Title III authorizes U.S. nationals to file lawsuits before U.S. courts against any foreigner who "traffics" in U.S. property that was nationalized in Cuba in the 1960s, in a legitimate process, as recognized by the U.S. Supreme Court, carried out by the Cuban government in full compliance with national law and international law.
Among the most significant aberrations, this title extends this authorization to owners who were not U.S. citizens at the time of the nationalizations and whose alleged properties no one has certified.
By virtue of the provisions of the Helms-Burton Act itself, all U.S. Presidents since 1996, including Trump in 2017 and 2018, have made consecutive use of the executive power to suspend the application of Title III every six months in order to recognize that it consists of the grossest and most unacceptable aspect of this against international law and the sovereignty of other states.

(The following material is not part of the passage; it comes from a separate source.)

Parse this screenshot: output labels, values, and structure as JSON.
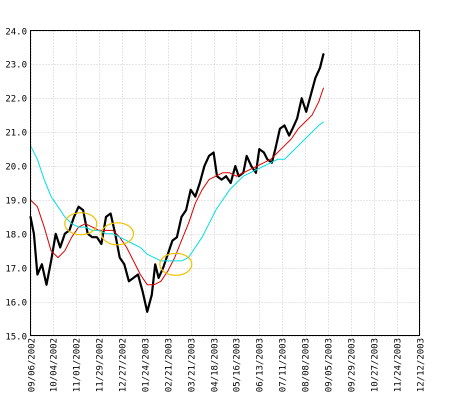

Also because it understands that its application would cause insurmountable obstacles to any prospect of settlement of claims and compensation to legitimate U.S. owners.
For its part, the Provincial People's Court of Havana, on November 2, 1999, declared the Lawsuit against the Government of the United States of America for Human Damages Waived and sanctioned it to repair and compensate the Cuban people in the amount of $181.1 billion dollars and, on May 5, 2000, also for Economic Damages caused to Cuba and sentenced it in the amount of $121 billion dollars.
The Ministry of Foreign Affairs has reiterated Cuba's willingness to find a solution to mutual claims and compensation.
This decision, which the U.S. government threatens to adopt, would imply that, contrary to international law and the practice of international relations, foreign individuals and entities with legitimate business in Cuba may be faced with the threat of facing unfounded and illegitimate claims before U.S. courts. The politically motivated and venal conduct of some Florida courts, frequently used as a weapon against Cuba, is well known.
For our people, it means facing once again, in a firm, conscious and forceful manner, the determination of U.S. imperialism to subdue the United States.